Wer erinnert sich noch an die Frage, ob das Kleid auf dem berüchtigten Instagram-Foto nun schwarz und blau war – oder weiß und golden? Ein akustisches Äquivalent zu jener optischen Täuschung, die vor Monaten im Internet eine Kontroverse entfacht hat, hat Joseph Haydn schon 1784 im Finale seiner Symphonie Nr. 80 (d-Moll) geliefert. Das beginnt scheinbar banal mit drei geraden Viertelnoten auf derselben Tonhöhe, pausenlos gefolgt von zwei Staccato-Achteln – ein Modell, das sogleich auf verschiedenen Stufen wiederholt und damit in seiner rhythmischen Klarheit zementiert wird. Erst im darauffolgenden Tutti stellt sich durch eine scheinbar zusätzliche, holpernde Achtelnote heraus, dass alles Bisherige synkopisch um eine Achtel verschoben war: einer von Haydns brillanten Scherzen.

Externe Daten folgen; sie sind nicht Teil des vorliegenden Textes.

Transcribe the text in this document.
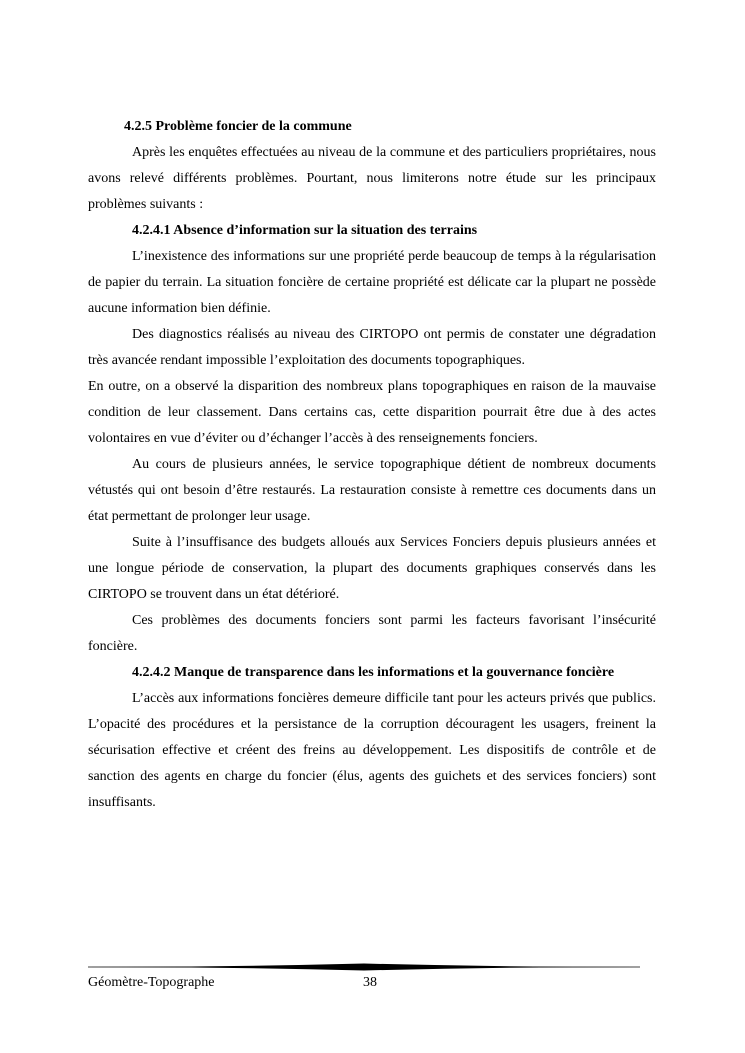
4.2.5 Problème foncier de la commune

Après les enquêtes effectuées au niveau de la commune et des particuliers propriétaires, nous avons relevé différents problèmes. Pourtant, nous limiterons notre étude sur les principaux problèmes suivants :

4.2.4.1 Absence d’information sur la situation des terrains

L’inexistence des informations sur une propriété perde beaucoup de temps à la régularisation de papier du terrain. La situation foncière de certaine propriété est délicate car la plupart ne possède aucune information bien définie.

Des diagnostics réalisés au niveau des CIRTOPO ont permis de constater une dégradation très avancée rendant impossible l’exploitation des documents topographiques.

En outre, on a observé la disparition des nombreux plans topographiques en raison de la mauvaise condition de leur classement. Dans certains cas, cette disparition pourrait être due à des actes volontaires en vue d’éviter ou d’échanger l’accès à des renseignements fonciers.

Au cours de plusieurs années, le service topographique détient de nombreux documents vétustés qui ont besoin d’être restaurés. La restauration consiste à remettre ces documents dans un état permettant de prolonger leur usage.

Suite à l’insuffisance des budgets alloués aux Services Fonciers depuis plusieurs années et une longue période de conservation, la plupart des documents graphiques conservés dans les CIRTOPO se trouvent dans un état détérioré.

Ces problèmes des documents fonciers sont parmi les facteurs favorisant l’insécurité foncière.

4.2.4.2 Manque de transparence dans les informations et la gouvernance foncière

L’accès aux informations foncières demeure difficile tant pour les acteurs privés que publics. L’opacité des procédures et la persistance de la corruption découragent les usagers, freinent la sécurisation effective et créent des freins au développement. Les dispositifs de contrôle et de sanction des agents en charge du foncier (élus, agents des guichets et des services fonciers) sont insuffisants.

Géomètre-Topographe	38
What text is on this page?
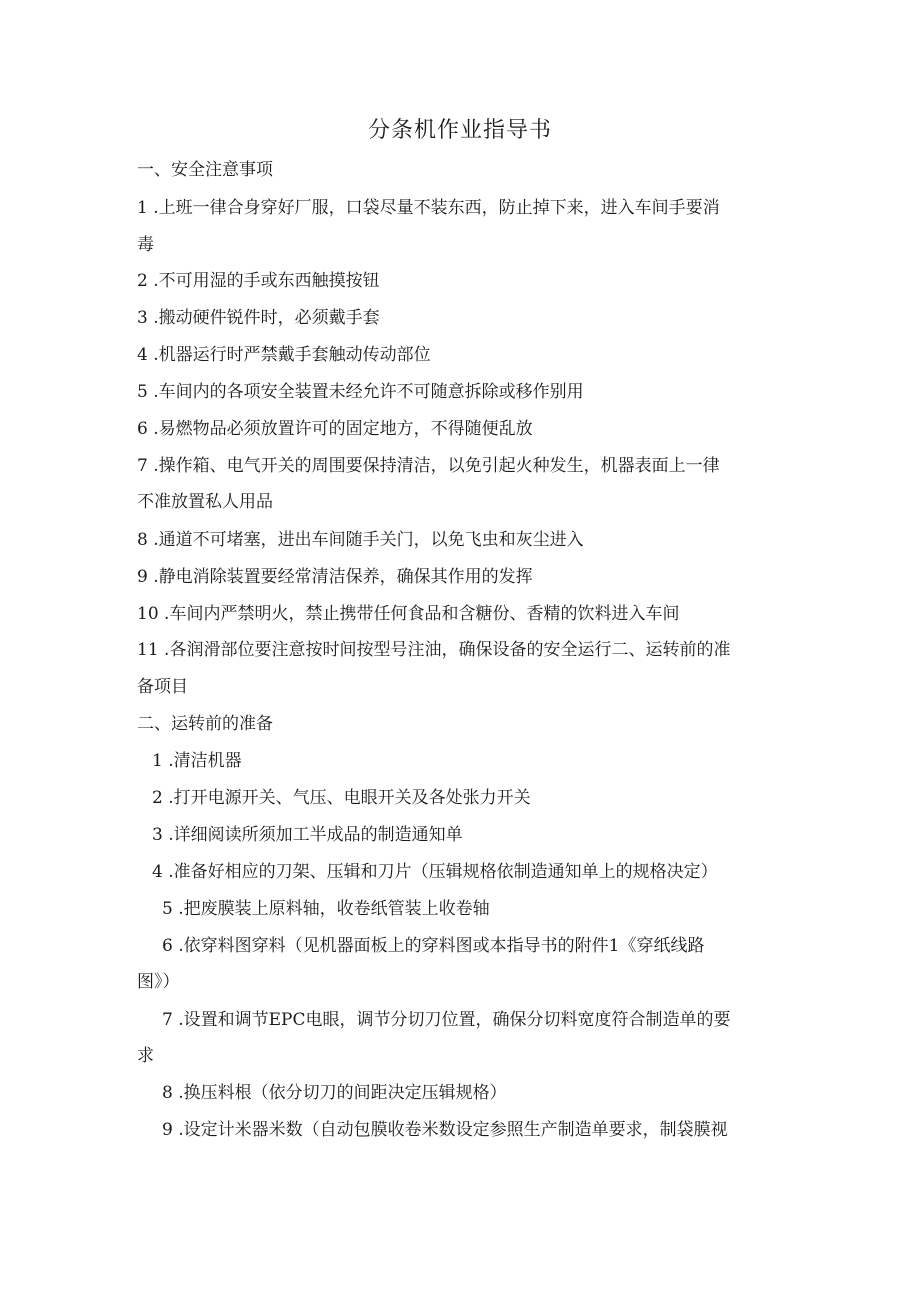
分条机作业指导书
一、安全注意事项
1 .上班一律合身穿好厂服，口袋尽量不装东西，防止掉下来，进入车间手要消
毒
2 .不可用湿的手或东西触摸按钮
3 .搬动硬件锐件时，必须戴手套
4 .机器运行时严禁戴手套触动传动部位
5 .车间内的各项安全装置未经允许不可随意拆除或移作别用
6 .易燃物品必须放置许可的固定地方，不得随便乱放
7 .操作箱、电气开关的周围要保持清洁，以免引起火种发生，机器表面上一律
不准放置私人用品
8 .通道不可堵塞，进出车间随手关门，以免飞虫和灰尘进入
9 .静电消除装置要经常清洁保养，确保其作用的发挥
10 .车间内严禁明火，禁止携带任何食品和含糖份、香精的饮料进入车间
11 .各润滑部位要注意按时间按型号注油，确保设备的安全运行二、运转前的准
备项目
二、运转前的准备
1 .清洁机器
2 .打开电源开关、气压、电眼开关及各处张力开关
3 .详细阅读所须加工半成品的制造通知单
4 .准备好相应的刀架、压辑和刀片（压辑规格依制造通知单上的规格决定）
5 .把废膜装上原料轴，收卷纸管装上收卷轴
6 .依穿料图穿料（见机器面板上的穿料图或本指导书的附件1《穿纸线路
图》）
7 .设置和调节EPC电眼，调节分切刀位置，确保分切料宽度符合制造单的要
求
8 .换压料根（依分切刀的间距决定压辑规格）
9 .设定计米器米数（自动包膜收卷米数设定参照生产制造单要求，制袋膜视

Denn ähnlich wie beim sogenannten Dressgate analysiert das Gehirn die Umgebung – auf Licht und Schatten, in der Musik auf metrische Schwerpunkte. Und trotz besseren Wissens ist es schwierig, diese Funktion beim reinen Hören zum Umschalten zu zwingen: Bei jeder Wiederkehr scheint das Motiv volltaktig zu beginnen, stets fällt man danach in Gedanken irgendwann über die eigenen rhythmischen Füße. Giovanni Antonini und das Kammerorchester Basel lockten das Publikum im Brahmssaal schwungvoll und mit diebischer Freude an List und Tücke in diese Fallen – und vergnüglicher ist man kaum je hinter das Licht geführt worden.

Koloristische Effekte

Dabei schlug dieser dritte Abend in Antoninis geplanter Gesamtaufführung der Haydn-Symphonien (diesmal: 19., 80. und 81.), die sich bis zum Jubeljahr 2032 hinziehen wird, eigentlich vornehmlich dramatisch-düstere Töne an. „Der Wirrwarr“ hat Friedrich Maximilian Klinger das Drama nennen wollen, das dann als „Sturm und Drang“ einer Literaturepoche ihren Namen gegeben hat. Das Schlagwort wird auch in der Musikgeschichte als Beschreibung für einen experimentell anmutenden, affektgeladenen Stil rund um 1770 diskutiert, der mit Moll-Tonarten und expressiven Elementen aus der Opernsprache einen betont gestischen Ton in das rein Orchestrale hinübergeführt hat.

Da können fast absurde Kontraste aufeinandertreffen – wie im Stirnsatz dieser 80. Haydns, wo das Toben der Elemente kaum zu bändigen scheint, aber dann in verblüffend unbekümmert wiegende Ländlertakte mündet: Da löst sich der Wirrwarr geradezu in das Behagliche auf – was auf höherer Ebene aufs Neue verstört. Antonini und die Basler zeichneten solche Zusammenstöße mit Kraft und großer Lust an penibel formulierten Pointen nach, vernachlässigten dabei aber bei allem äußeren Schwung auch das innere Schwingen der Phrasen nicht. Als Ergänzung fungierte die c-Moll-Symphonie des „schwedischen Mozart“, Joseph Martin Kraus, deren dramatisches Feuer loderte, während Haydns 81. besonders durch ihre koloristischen Effekte bezauberte.